More than two trillion galaxies exist according to a recent report from the Hubble Space Telescope. My brain long ago reached its limit of understanding, just trying to fathom just the mere existence of our galaxy, the Milky Way. How did it all begin? Does it have an end? While such questions of cosmology are beyond my comprehension as a scientific topic, I still can approach the story of the universe as a sacred drama. In fact, our future may depend upon it.
Sometimes I want a divine explanation for the origins of the universe. I like the concept of a master architect who keeps the planets spinning. I pray that there is some orderliness to existence, which gives our lives meaning. At the same time, I don’t doubt the scientific discoveries. My problem is that with only a cosmological approach I feel anxiety and despair. Our planet seems so insignificant and each of its living components appears to be negligible.
Rather, I can find the laws of physics and divinity to be interrelating. I prefer to read our sacred creation myth as incorporating the science of cosmology. The notion of two trillion galaxies created with reference to a Divine source, confirms for me the authorship of God. As Rabbi Arthur Green writes in Radical Judaism: “A God who has no place in the process of how we got here is a God who begins in the human mind, a mere idea of God . . . but that is not God.” Rabbi Green describes a God who “underlies all being” and the cosmological and evolutionary processes are among the many descriptions of the Holy One. New scientific discoveries enhance God’s identity rather serving as a negation of an indescribable Creative force.
As the reports from the Hubble Telescope keep challenging our notions of the universe, our creation myth should change with each discovery. Neither is distinct. We should not absent God from science. In fact the future of our planet could depend upon sustaining the role of God in cosmology and evolution. Here’s why.

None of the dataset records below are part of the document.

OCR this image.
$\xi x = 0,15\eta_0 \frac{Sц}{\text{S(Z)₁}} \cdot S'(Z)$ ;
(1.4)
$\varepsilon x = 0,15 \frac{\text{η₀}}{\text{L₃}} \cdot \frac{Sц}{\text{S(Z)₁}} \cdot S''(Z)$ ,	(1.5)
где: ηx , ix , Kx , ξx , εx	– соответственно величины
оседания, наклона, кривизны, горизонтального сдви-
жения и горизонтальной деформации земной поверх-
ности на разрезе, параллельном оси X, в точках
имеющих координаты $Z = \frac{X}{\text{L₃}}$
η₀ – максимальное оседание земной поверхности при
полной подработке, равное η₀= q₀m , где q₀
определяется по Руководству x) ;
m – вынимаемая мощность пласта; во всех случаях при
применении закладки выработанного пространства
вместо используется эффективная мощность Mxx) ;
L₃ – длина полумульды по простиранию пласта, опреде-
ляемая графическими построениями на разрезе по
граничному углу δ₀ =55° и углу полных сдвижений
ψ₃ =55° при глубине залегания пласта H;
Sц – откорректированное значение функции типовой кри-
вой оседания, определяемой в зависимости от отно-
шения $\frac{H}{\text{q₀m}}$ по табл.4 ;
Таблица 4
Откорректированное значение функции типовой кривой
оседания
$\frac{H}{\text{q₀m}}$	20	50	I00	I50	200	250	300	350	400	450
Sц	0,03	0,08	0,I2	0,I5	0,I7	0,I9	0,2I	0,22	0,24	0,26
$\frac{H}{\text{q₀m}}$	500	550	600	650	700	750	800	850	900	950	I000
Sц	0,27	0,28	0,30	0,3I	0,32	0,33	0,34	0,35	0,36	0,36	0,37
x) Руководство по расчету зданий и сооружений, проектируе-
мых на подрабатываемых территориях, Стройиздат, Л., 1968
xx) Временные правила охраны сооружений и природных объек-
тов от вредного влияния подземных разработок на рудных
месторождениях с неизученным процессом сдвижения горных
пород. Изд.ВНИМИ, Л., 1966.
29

In a God centered creation myth, everything matters to God. With God as the source of life, I don’t simply marvel at creation. I am moved to action. I am compelled to protect the environment, respect animal life, and see every person as if created in the image of God. I anticipate an earth based, creation focused Judaism lead by people like Michael Pollack, a rabbinic student. He has a "ministry" to protect our world, protesting against fracking and lobbying for human rights. In this way the Jewish religion has a key role in our future and the future of our planet.
My belief in a God inspires me to cherish life and improve this world. Please join us in the holy work of being God’s partner in the ongoing creation of our world.